The crispy texture of the gorditas paired with the fresh pico de gallo creates a satisfying contrast that’s hard to resist.
Tip: For an extra kick, add a diced jalapeño to the pico de gallo.
Mexican Tofu and Lentil Stew
Warm up your kitchen with this hearty Mexican Tofu and Lentil Stew, a perfect blend of spices and textures that’ll satisfy any craving for comfort food.
Ingredients
- 1 cup dried green lentils
- 1 block (14 oz) firm tofu, drained and cubed
- 1 tbsp olive oil
- 1 medium onion, diced
- 2 cloves garlic, minced
- 1 bell pepper, diced
- 1 can (14.5 oz) diced tomatoes
- 4 cups vegetable broth
- 1 tsp ground cumin
- 1 tsp chili powder
- 1/2 tsp smoked paprika
- Salt and pepper to taste
- Fresh cilantro for garnish
Instructions
- Rinse the lentils under cold water and set aside.
- Heat olive oil in a large pot over medium heat. Add onion, garlic, and bell pepper, sautéing until soft, about 5 minutes.
- Stir in the cubed tofu, lentils, diced tomatoes, vegetable broth, cumin, chili powder, smoked paprika, salt, and pepper. Bring to a boil.
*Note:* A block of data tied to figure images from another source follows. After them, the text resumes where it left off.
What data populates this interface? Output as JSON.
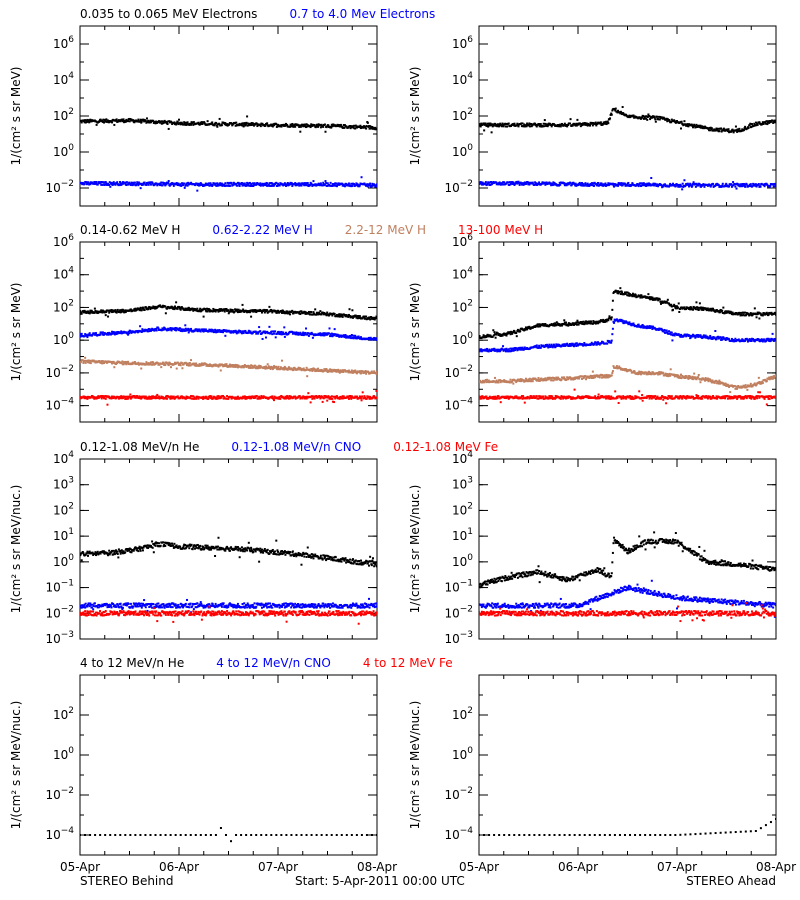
{
  "colors": {
    "black": "#000000",
    "blue": "#0000ff",
    "tan": "#c08060",
    "red": "#ff0000"
  },
  "footer": {
    "left": "STEREO Behind",
    "center": "Start:  5-Apr-2011 00:00 UTC",
    "right": "STEREO Ahead"
  },
  "x_ticks": [
    "05-Apr",
    "06-Apr",
    "07-Apr",
    "08-Apr"
  ],
  "chart_data": [
    {
      "type": "scatter",
      "row": 1,
      "legend": [
        {
          "label": "0.035 to 0.065 MeV Electrons",
          "color": "#000000"
        },
        {
          "label": "0.7 to 4.0 Mev Electrons",
          "color": "#0000ff"
        }
      ],
      "ylabel": "1/(cm² s sr MeV)",
      "y_scale": "log",
      "ylim_exp": [
        -3,
        7
      ],
      "y_tick_exps": [
        -2,
        0,
        2,
        4,
        6
      ],
      "panels": [
        {
          "spacecraft": "STEREO Behind",
          "series": [
            {
              "color": "#000000",
              "x_days": [
                0,
                0.5,
                1,
                1.5,
                2,
                2.5,
                3
              ],
              "log10_flux": [
                1.7,
                1.75,
                1.6,
                1.55,
                1.5,
                1.45,
                1.35
              ]
            },
            {
              "color": "#0000ff",
              "x_days": [
                0,
                0.5,
                1,
                1.5,
                2,
                2.5,
                3
              ],
              "log10_flux": [
                -1.75,
                -1.75,
                -1.8,
                -1.8,
                -1.8,
                -1.8,
                -1.85
              ]
            }
          ]
        },
        {
          "spacecraft": "STEREO Ahead",
          "series": [
            {
              "color": "#000000",
              "x_days": [
                0,
                0.5,
                1,
                1.3,
                1.36,
                1.5,
                1.8,
                2,
                2.3,
                2.6,
                2.8,
                3
              ],
              "log10_flux": [
                1.5,
                1.5,
                1.5,
                1.6,
                2.4,
                1.95,
                1.9,
                1.65,
                1.3,
                1.15,
                1.55,
                1.7
              ]
            },
            {
              "color": "#0000ff",
              "x_days": [
                0,
                0.5,
                1,
                1.5,
                2,
                2.5,
                3
              ],
              "log10_flux": [
                -1.75,
                -1.75,
                -1.8,
                -1.8,
                -1.85,
                -1.85,
                -1.85
              ]
            }
          ]
        }
      ]
    },
    {
      "type": "scatter",
      "row": 2,
      "legend": [
        {
          "label": "0.14-0.62 MeV H",
          "color": "#000000"
        },
        {
          "label": "0.62-2.22 MeV H",
          "color": "#0000ff"
        },
        {
          "label": "2.2-12 MeV H",
          "color": "#c08060"
        },
        {
          "label": "13-100 MeV H",
          "color": "#ff0000"
        }
      ],
      "ylabel": "1/(cm² s sr MeV)",
      "y_scale": "log",
      "ylim_exp": [
        -5,
        6
      ],
      "y_tick_exps": [
        -4,
        -2,
        0,
        2,
        4,
        6
      ],
      "panels": [
        {
          "spacecraft": "STEREO Behind",
          "series": [
            {
              "color": "#000000",
              "x_days": [
                0,
                0.5,
                0.8,
                1.2,
                1.6,
                2,
                2.5,
                3
              ],
              "log10_flux": [
                1.7,
                1.8,
                2.05,
                1.85,
                1.8,
                1.75,
                1.6,
                1.3
              ]
            },
            {
              "color": "#0000ff",
              "x_days": [
                0,
                0.5,
                0.8,
                1.2,
                1.6,
                2,
                2.5,
                3
              ],
              "log10_flux": [
                0.3,
                0.5,
                0.7,
                0.6,
                0.5,
                0.45,
                0.35,
                0.05
              ]
            },
            {
              "color": "#c08060",
              "x_days": [
                0,
                0.5,
                1,
                1.5,
                2,
                2.5,
                3
              ],
              "log10_flux": [
                -1.3,
                -1.4,
                -1.45,
                -1.55,
                -1.7,
                -1.85,
                -2.0
              ]
            },
            {
              "color": "#ff0000",
              "x_days": [
                0,
                1,
                2,
                3
              ],
              "log10_flux": [
                -3.5,
                -3.5,
                -3.5,
                -3.5
              ]
            }
          ]
        },
        {
          "spacecraft": "STEREO Ahead",
          "series": [
            {
              "color": "#000000",
              "x_days": [
                0,
                0.3,
                0.6,
                0.9,
                1.2,
                1.34,
                1.36,
                1.6,
                1.8,
                2,
                2.3,
                2.6,
                3
              ],
              "log10_flux": [
                0.2,
                0.4,
                0.9,
                1.0,
                1.1,
                1.3,
                3.0,
                2.7,
                2.5,
                2.0,
                1.9,
                1.6,
                1.6
              ]
            },
            {
              "color": "#0000ff",
              "x_days": [
                0,
                0.3,
                0.6,
                0.9,
                1.2,
                1.34,
                1.36,
                1.6,
                1.8,
                2,
                2.3,
                2.6,
                3
              ],
              "log10_flux": [
                -0.6,
                -0.6,
                -0.4,
                -0.3,
                -0.2,
                -0.1,
                1.3,
                0.9,
                0.7,
                0.3,
                0.2,
                0.0,
                0.0
              ]
            },
            {
              "color": "#c08060",
              "x_days": [
                0,
                0.3,
                0.6,
                0.9,
                1.2,
                1.34,
                1.36,
                1.6,
                1.8,
                2,
                2.3,
                2.6,
                2.8,
                3
              ],
              "log10_flux": [
                -2.5,
                -2.5,
                -2.4,
                -2.35,
                -2.2,
                -2.2,
                -1.6,
                -2.0,
                -2.0,
                -2.2,
                -2.4,
                -2.9,
                -2.7,
                -2.2
              ]
            },
            {
              "color": "#ff0000",
              "x_days": [
                0,
                1,
                2,
                3
              ],
              "log10_flux": [
                -3.5,
                -3.5,
                -3.5,
                -3.5
              ]
            }
          ]
        }
      ]
    },
    {
      "type": "scatter",
      "row": 3,
      "legend": [
        {
          "label": "0.12-1.08 MeV/n He",
          "color": "#000000"
        },
        {
          "label": "0.12-1.08 MeV/n CNO",
          "color": "#0000ff"
        },
        {
          "label": "0.12-1.08 MeV Fe",
          "color": "#ff0000"
        }
      ],
      "ylabel": "1/(cm² s sr MeV/nuc.)",
      "y_scale": "log",
      "ylim_exp": [
        -3,
        4
      ],
      "y_tick_exps": [
        -3,
        -2,
        -1,
        0,
        1,
        2,
        3,
        4
      ],
      "panels": [
        {
          "spacecraft": "STEREO Behind",
          "series": [
            {
              "color": "#000000",
              "x_days": [
                0,
                0.3,
                0.6,
                0.8,
                1.0,
                1.3,
                1.6,
                1.9,
                2.2,
                2.5,
                2.8,
                3
              ],
              "log10_flux": [
                0.3,
                0.35,
                0.5,
                0.7,
                0.6,
                0.55,
                0.5,
                0.4,
                0.3,
                0.15,
                0.0,
                -0.1
              ]
            },
            {
              "color": "#0000ff",
              "x_days": [
                0,
                1,
                2,
                3
              ],
              "log10_flux": [
                -1.7,
                -1.7,
                -1.7,
                -1.7
              ]
            },
            {
              "color": "#ff0000",
              "x_days": [
                0,
                1,
                2,
                3
              ],
              "log10_flux": [
                -2.0,
                -2.0,
                -2.0,
                -2.0
              ]
            }
          ]
        },
        {
          "spacecraft": "STEREO Ahead",
          "series": [
            {
              "color": "#000000",
              "x_days": [
                0,
                0.3,
                0.6,
                0.9,
                1.2,
                1.34,
                1.36,
                1.5,
                1.7,
                2.0,
                2.3,
                2.6,
                3
              ],
              "log10_flux": [
                -0.9,
                -0.6,
                -0.4,
                -0.7,
                -0.3,
                -0.6,
                0.9,
                0.4,
                0.8,
                0.8,
                0.0,
                -0.1,
                -0.3
              ]
            },
            {
              "color": "#0000ff",
              "x_days": [
                0,
                1,
                1.5,
                2,
                3
              ],
              "log10_flux": [
                -1.7,
                -1.7,
                -1.0,
                -1.4,
                -1.7
              ]
            },
            {
              "color": "#ff0000",
              "x_days": [
                0,
                1,
                2,
                3
              ],
              "log10_flux": [
                -2.0,
                -2.0,
                -2.0,
                -2.0
              ]
            }
          ]
        }
      ]
    },
    {
      "type": "scatter",
      "row": 4,
      "legend": [
        {
          "label": "4 to 12 MeV/n He",
          "color": "#000000"
        },
        {
          "label": "4 to 12 MeV/n CNO",
          "color": "#0000ff"
        },
        {
          "label": "4 to 12 MeV Fe",
          "color": "#ff0000"
        }
      ],
      "ylabel": "1/(cm² s sr MeV/nuc.)",
      "y_scale": "log",
      "ylim_exp": [
        -5,
        4
      ],
      "y_tick_exps": [
        -4,
        -2,
        0,
        2
      ],
      "panels": [
        {
          "spacecraft": "STEREO Behind",
          "series": [
            {
              "color": "#000000",
              "x_days": [
                0,
                1,
                2,
                3
              ],
              "log10_flux": [
                -4.0,
                -4.0,
                -4.0,
                -4.0
              ]
            }
          ]
        },
        {
          "spacecraft": "STEREO Ahead",
          "series": [
            {
              "color": "#000000",
              "x_days": [
                0,
                1,
                2,
                2.8,
                3
              ],
              "log10_flux": [
                -4.0,
                -4.0,
                -4.0,
                -3.8,
                -3.2
              ]
            }
          ]
        }
      ]
    }
  ]
}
- Reduce heat to low, cover, and simmer for 30 minutes, or until lentils are tender.
- Adjust seasoning if necessary and serve hot, garnished with fresh cilantro.
The smoky paprika and cumin give this stew a deep, complex flavor, while the tofu adds a satisfying chewiness that makes it stand out from traditional lentil dishes.
Tip: For an extra kick, add a diced jalapeño with the bell pepper.
Conclusion
We hope these 18 Spicy Mexican Tofu Recipes inspire your next kitchen adventure! Whether you’re craving something smoky, sweet, or fiery, there’s a dish here for every palate. Don’t forget to try your favorites, share your thoughts in the comments, and pin this roundup to your Pinterest board for easy access. Happy cooking!